India has faced rebellion and chaos in its northeast long enough; it is time it took the initiative, under a more assertive prime minister, Narendra Modi, and serve its enemies steel and fire, which is exactly what it did in Myanmar on Tuesday morning, earlier this week. Indian commandos struck at least one rebel camp in western Myanmar. Moreover, India had the cooperation of Myanmar, which has faced enormous difficulties itself in fighting multiple armed grounds throughout its forested and hilly border regions (this has caused headaches for China, too). And while India’s operation in Myanmar have been described as an “unusual display of aggressive intent,” it marks a much needed milestone for India and is a harbinger of what is to come. While India has long had the capacity for such operations, it has not always had the will for such actions that it presently has.

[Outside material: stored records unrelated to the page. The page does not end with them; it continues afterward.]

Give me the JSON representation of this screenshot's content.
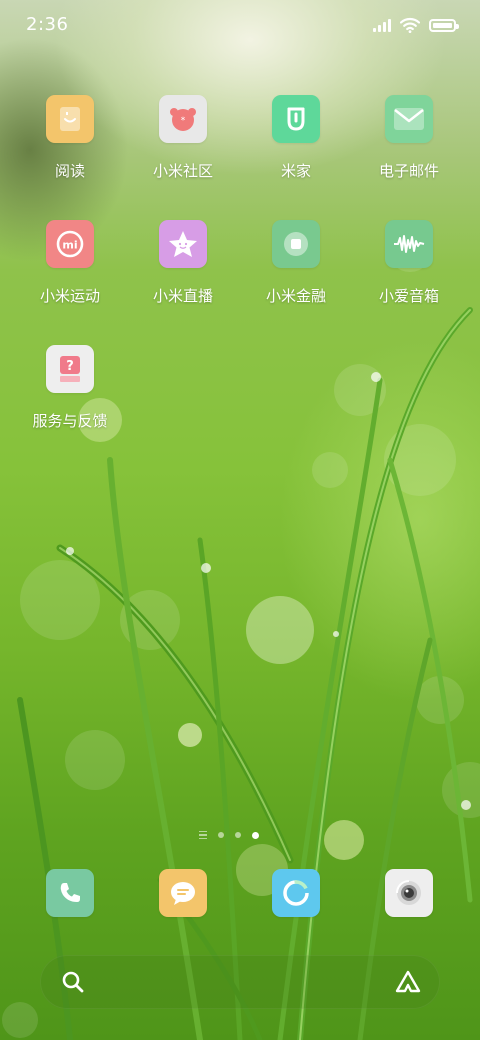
{
  "status_bar": {
    "time": "2:36",
    "signal_level": 4,
    "battery_level": 1.0
  },
  "apps": [
    {
      "label": "阅读",
      "icon": "reading-icon",
      "color": "#f3c56b"
    },
    {
      "label": "小米社区",
      "icon": "mi-community-icon",
      "color": "#e8e8e8"
    },
    {
      "label": "米家",
      "icon": "mijia-icon",
      "color": "#5ed89a"
    },
    {
      "label": "电子邮件",
      "icon": "mail-icon",
      "color": "#7fd49a"
    },
    {
      "label": "小米运动",
      "icon": "mi-fit-icon",
      "color": "#f18686"
    },
    {
      "label": "小米直播",
      "icon": "mi-live-icon",
      "color": "#d79de6"
    },
    {
      "label": "小米金融",
      "icon": "mi-finance-icon",
      "color": "#79c98f"
    },
    {
      "label": "小爱音箱",
      "icon": "xiaoai-speaker-icon",
      "color": "#77c98f"
    },
    {
      "label": "服务与反馈",
      "icon": "service-feedback-icon",
      "color": "#eeeeee"
    }
  ],
  "page_indicator": {
    "pages": 4,
    "active_page": 4
  },
  "dock": [
    {
      "icon": "phone-icon",
      "color": "#79c9a1"
    },
    {
      "icon": "messages-icon",
      "color": "#f3c56b"
    },
    {
      "icon": "browser-icon",
      "color": "#5ec8ee"
    },
    {
      "icon": "camera-icon",
      "color": "#eeeeee"
    }
  ],
  "search_bar": {
    "left_icon": "search-icon",
    "right_icon": "assistant-icon"
  }
}
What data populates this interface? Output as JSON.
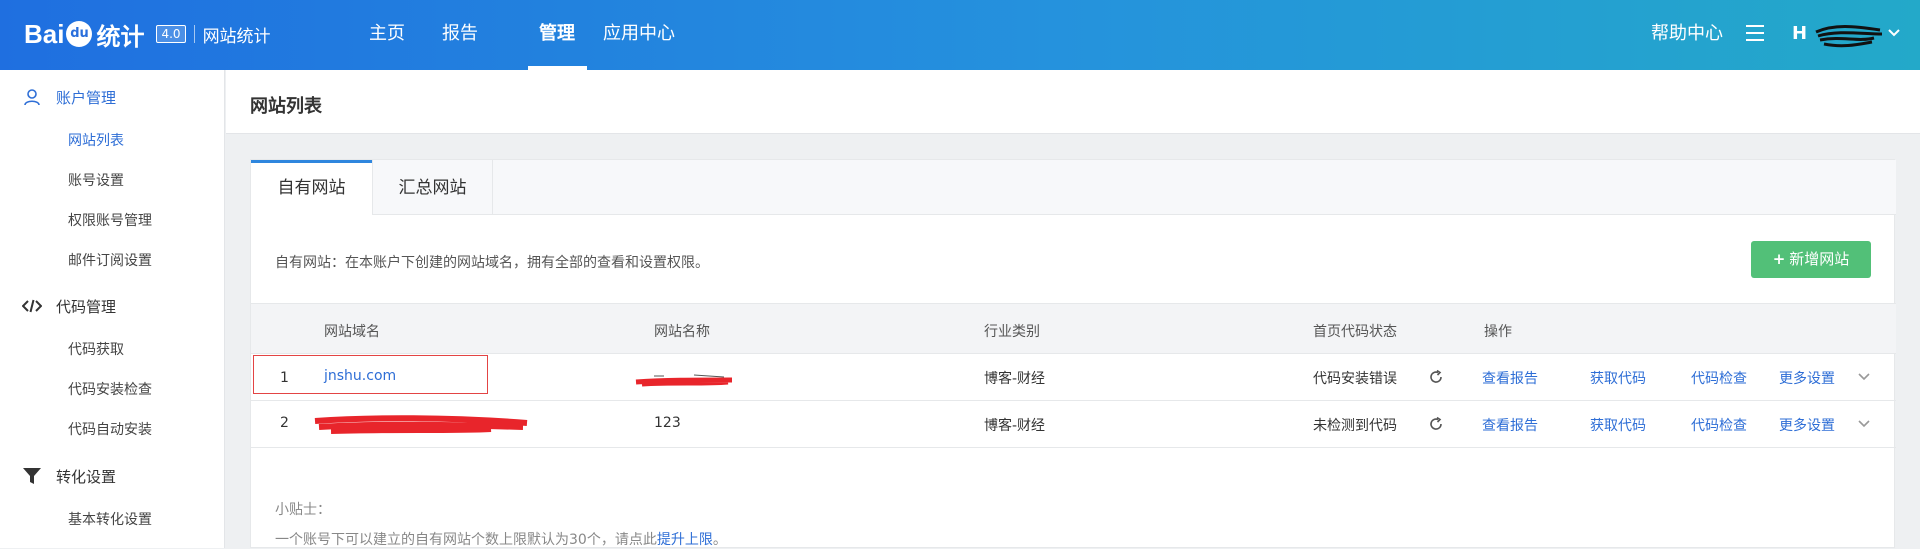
{
  "header": {
    "logo_text_1": "Bai",
    "logo_paw": "du",
    "logo_cn": "统计",
    "version": "4.0",
    "product": "网站统计",
    "nav": [
      "主页",
      "报告",
      "管理",
      "应用中心"
    ],
    "active_nav": "管理",
    "help": "帮助中心",
    "user_initial": "H"
  },
  "sidebar": {
    "groups": [
      {
        "label": "账户管理",
        "icon": "user-icon",
        "items": [
          "网站列表",
          "账号设置",
          "权限账号管理",
          "邮件订阅设置"
        ]
      },
      {
        "label": "代码管理",
        "icon": "code-icon",
        "items": [
          "代码获取",
          "代码安装检查",
          "代码自动安装"
        ]
      },
      {
        "label": "转化设置",
        "icon": "filter-icon",
        "items": [
          "基本转化设置"
        ]
      }
    ],
    "active_item": "网站列表"
  },
  "page": {
    "title": "网站列表",
    "tabs": [
      "自有网站",
      "汇总网站"
    ],
    "description": "自有网站：在本账户下创建的网站域名，拥有全部的查看和设置权限。",
    "add_button": "新增网站"
  },
  "table": {
    "headers": [
      "网站域名",
      "网站名称",
      "行业类别",
      "首页代码状态",
      "操作"
    ],
    "rows": [
      {
        "index": "1",
        "domain": "jnshu.com",
        "name": "",
        "industry": "博客-财经",
        "status": "代码安装错误",
        "actions": [
          "查看报告",
          "获取代码",
          "代码检查",
          "更多设置"
        ]
      },
      {
        "index": "2",
        "domain": "",
        "name": "123",
        "industry": "博客-财经",
        "status": "未检测到代码",
        "actions": [
          "查看报告",
          "获取代码",
          "代码检查",
          "更多设置"
        ]
      }
    ]
  },
  "tips": {
    "title": "小贴士：",
    "text": "一个账号下可以建立的自有网站个数上限默认为30个，请点此",
    "link": "提升上限",
    "end": "。"
  },
  "colors": {
    "header_start": "#1f6fe0",
    "header_end": "#23a9c9",
    "link": "#2e6ed6",
    "add_button": "#52c078",
    "highlight_box": "#e34444",
    "redaction": "#e8252b"
  }
}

India’s counter-insurgency strategy is likely to enter a new phase now, and India’s strategy in Myanmar could potentially be employed elsewhere. According to reports, “Indian junior Information Minister Rajyavardhan Singh Rathore told TV channels that the ‘hot pursuit strikes’ had been authorised by Prime Minister Narendra Modi.” He added that “Attacks on Indians are not acceptable. This is also a message to our neighbours who shelter terrorists.” This is obviously understood as a reference to Pakistan, which reacted forcefully to the news. According to Dawn, on Wednesday, Pakistan’s “Federal Interior Minister Chaudhry Nisar Ali Khan said India should not mistake Pakistan for Myanmar, adding ‘our armed forces are fully capable of responding to any foreign aggression and Indian leaders should stop daydreaming.’” This statement, however, can also be interpreted as a tacit admission that Pakistan, does, in fact, harbor terrorists. India’s Minister of Defense Manohar Parrikar noted on Thursday that “those who fear India’s new posture have already started reacting.”